Bab 6, Ketakutan

"Sudah 3 hari, Imah ngga masuk kerja, tanpa keterangan pula," ucap Rum sembari mengecek absen para karyawan.

"Imah yang mana, Kak?" tanya Naila sembari mengingat-ngingat karyawan bernama Imah.

"Ituloh, Mbak yang pernah masuk kerja dengan muka babak belur," Saut Jamin seorang mekanik mesin yang tiba-tiba datang membawa buku absen karyawan mekanik. Di susul Tono yang membawa dua cangkir kopi untuk Naila dan Arum.

"Yang ituloh mbak, Nai. Yang ngaku kalo mukanya itu abis di gebukin depkolektor," saut Tono dengan antusias.
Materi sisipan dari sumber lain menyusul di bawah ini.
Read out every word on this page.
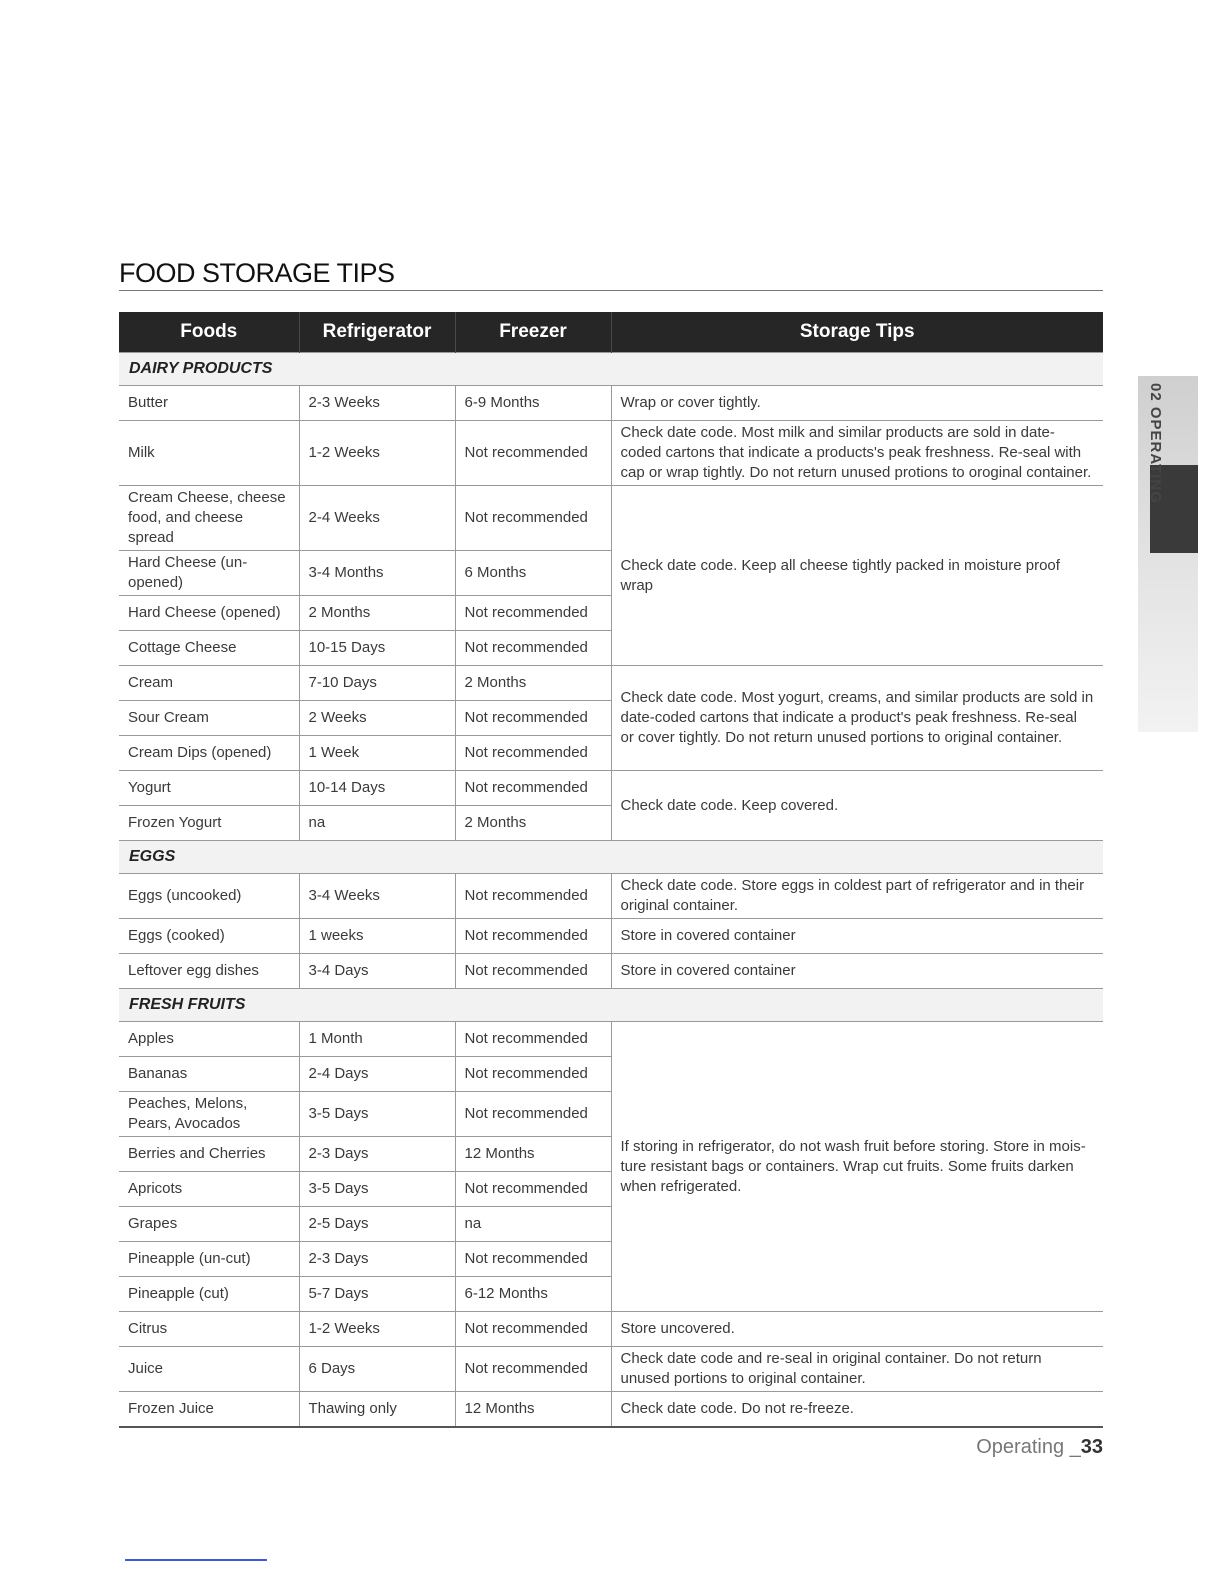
FOOD STORAGE TIPS
Foods	Refrigerator	Freezer	Storage Tips
DAIRY PRODUCTS			
Butter	2-3 Weeks	6-9 Months	Wrap or cover tightly.
Milk	1-2 Weeks	Not recommended	Check date code. Most milk and similar products are sold in date-coded cartons that indicate a products's peak freshness. Re-seal with cap or wrap tightly. Do not return unused protions to oroginal container.
Cream Cheese, cheese food, and cheese spread	2-4 Weeks	Not recommended	Check date code. Keep all cheese tightly packed in moisture proof wrap
Hard Cheese (un-opened)	3-4 Months	6 Months	
Hard Cheese (opened)	2 Months	Not recommended	
Cottage Cheese	10-15 Days	Not recommended	
Cream	7-10 Days	2 Months	Check date code. Most yogurt, creams, and similar products are sold in date-coded cartons that indicate a product's peak freshness. Re-seal or cover tightly. Do not return unused portions to original container.
Sour Cream	2 Weeks	Not recommended	
Cream Dips (opened)	1 Week	Not recommended	
Yogurt	10-14 Days	Not recommended	Check date code. Keep covered.
Frozen Yogurt	na	2 Months	
EGGS			
Eggs (uncooked)	3-4 Weeks	Not recommended	Check date code. Store eggs in coldest part of refrigerator and in their original container.
Eggs (cooked)	1 weeks	Not recommended	Store in covered container
Leftover egg dishes	3-4 Days	Not recommended	Store in covered container
FRESH FRUITS			
Apples	1 Month	Not recommended	If storing in refrigerator, do not wash fruit before storing. Store in mois-ture resistant bags or containers. Wrap cut fruits. Some fruits darken when refrigerated.
Bananas	2-4 Days	Not recommended	
Peaches, Melons, Pears, Avocados	3-5 Days	Not recommended	
Berries and Cherries	2-3 Days	12 Months	
Apricots	3-5 Days	Not recommended	
Grapes	2-5 Days	na	
Pineapple (un-cut)	2-3 Days	Not recommended	
Pineapple (cut)	5-7 Days	6-12 Months	
Citrus	1-2 Weeks	Not recommended	Store uncovered.
Juice	6 Days	Not recommended	Check date code and re-seal in original container. Do not return unused portions to original container.
Frozen Juice	Thawing only	12 Months	Check date code. Do not re-freeze.
02 OPERATING
Operating _33
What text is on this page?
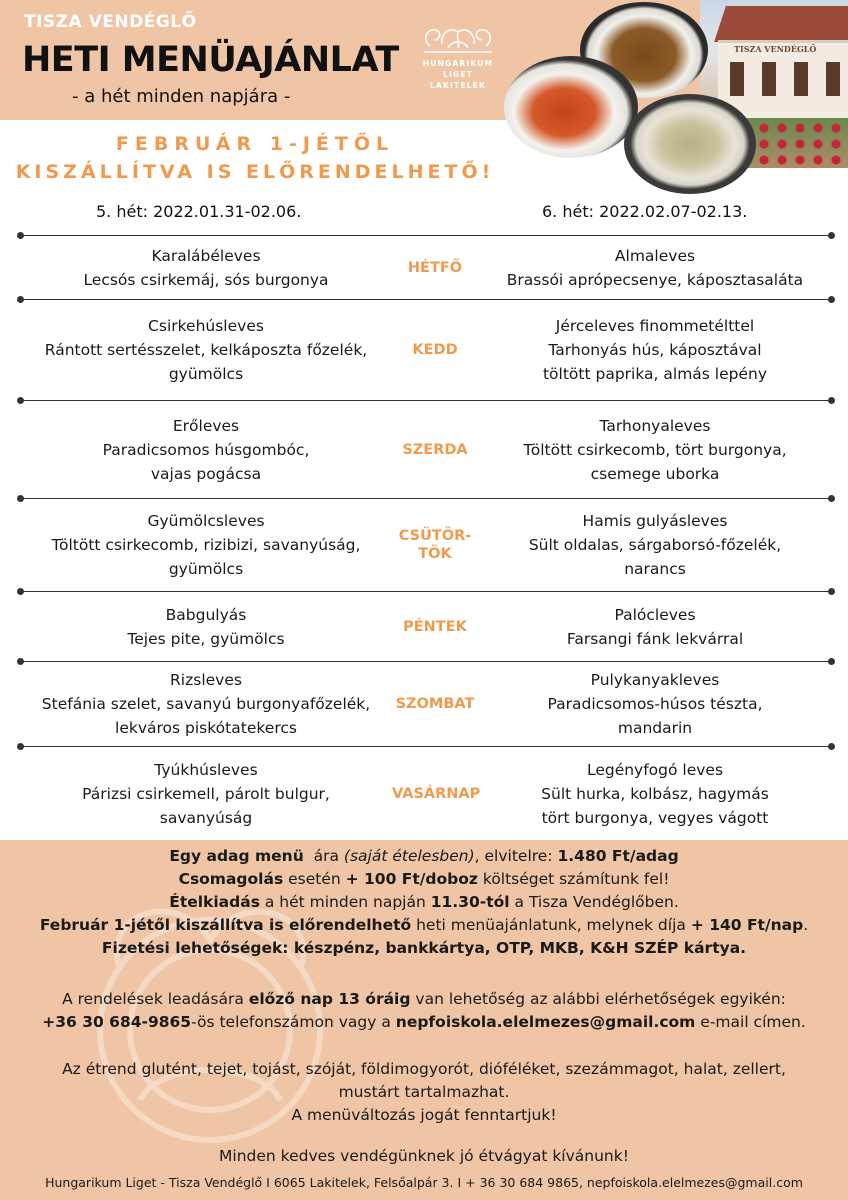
TISZA VENDÉGLŐ
HETI MENÜAJÁNLAT
- a hét minden napjára -
HUNGARIKUM LIGET
LAKITELEK
TISZA VENDÉGLŐ
FEBRUÁR 1-JÉTŐL
KISZÁLLÍTVA IS ELŐRENDELHETŐ!
5. hét: 2022.01.31-02.06.	6. hét: 2022.02.07-02.13.
Karalábéleves
Lecsós csirkemáj, sós burgonya
HÉTFŐ
Almaleves
Brassói aprópecsenye, káposztasaláta
Csirkehúsleves
Rántott sertésszelet, kelkáposzta főzelék,
gyümölcs
KEDD
Jérceleves finommetélttel
Tarhonyás hús, káposztával
töltött paprika, almás lepény
Erőleves
Paradicsomos húsgombóc,
vajas pogácsa
SZERDA
Tarhonyaleves
Töltött csirkecomb, tört burgonya,
csemege uborka
Gyümölcsleves
Töltött csirkecomb, rizibizi, savanyúság,
gyümölcs
CSÜTÖR-
TÖK
Hamis gulyásleves
Sült oldalas, sárgaborsó-főzelék,
narancs
Babgulyás
Tejes pite, gyümölcs
PÉNTEK
Palócleves
Farsangi fánk lekvárral
Rizsleves
Stefánia szelet, savanyú burgonyafőzelék,
lekváros piskótatekercs
SZOMBAT
Pulykanyakleves
Paradicsomos-húsos tészta,
mandarin
Tyúkhúsleves
Párizsi csirkemell, párolt bulgur,
savanyúság
VASÁRNAP
Legényfogó leves
Sült hurka, kolbász, hagymás
tört burgonya, vegyes vágott
Egy adag menü ára (saját ételesben), elvitelre: 1.480 Ft/adag
Csomagolás esetén + 100 Ft/doboz költséget számítunk fel!
Ételkiadás a hét minden napján 11.30-tól a Tisza Vendéglőben.
Február 1-jétől kiszállítva is előrendelhető heti menüajánlatunk, melynek díja + 140 Ft/nap.
Fizetési lehetőségek: készpénz, bankkártya, OTP, MKB, K&H SZÉP kártya.
A rendelések leadására előző nap 13 óráig van lehetőség az alábbi elérhetőségek egyikén:
+36 30 684-9865-ös telefonszámon vagy a nepfoiskola.elelmezes@gmail.com e-mail címen.
Az étrend glutént, tejet, tojást, szóját, földimogyorót, dióféléket, szezámmagot, halat, zellert,
mustárt tartalmazhat.
A menüváltozás jogát fenntartjuk!
Minden kedves vendégünknek jó étvágyat kívánunk!
Hungarikum Liget - Tisza Vendéglő I 6065 Lakitelek, Felsőalpár 3. I + 36 30 684 9865, nepfoiskola.elelmezes@gmail.com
Kalau soal kehidupan karyawan Jamin dan Tonolah yang paling mengetahuinya. Bahkan semut di ujung pabrikpun mereka paham.
Apalagi soal dunia pergibahan di pabrik maka carilah Tono dan Jamin mereka mengetahui segalanya.

"Tapi kata temanya dia sakit, Ton?" tanya Rum yang mendapat kabar dari temanya Imah.

"Aneh ngga sih, mbak Rum ada depkolektor yang gebukin orang sampe separah itu. Apalagi itu wanita," ucap Naila yang sedikit merasa aneh.

Bukan hanya Naila Rum pun juga merasa ada keanehan dari sikap Imah beberapa hari ini. Dia sering menjumpai karyawan sewing itu menangis sendirian di belakang pabrik. Saat bekerja pun dia terlihat tidak konsentrasi sampai tanganya pernah tertusuk jarum jahit yang ada pada mesin.

Dia sering melamun, saat di tanya ada apapun dia hanya diam tak menjawab. Saat istirahat dia bahkan tak nafsu makan. Makan siang yang di sediakan pabrik tak sedikitpun dia sentuh. Rum sempat bertanya apakah makanannya tidak enak? atau variasi lauknya perlu di ganti? Beberapa karyawan menjawab bahwa makanya enak-enak saja. Namun hanya, Imah yang tidak menjawab satu katapun.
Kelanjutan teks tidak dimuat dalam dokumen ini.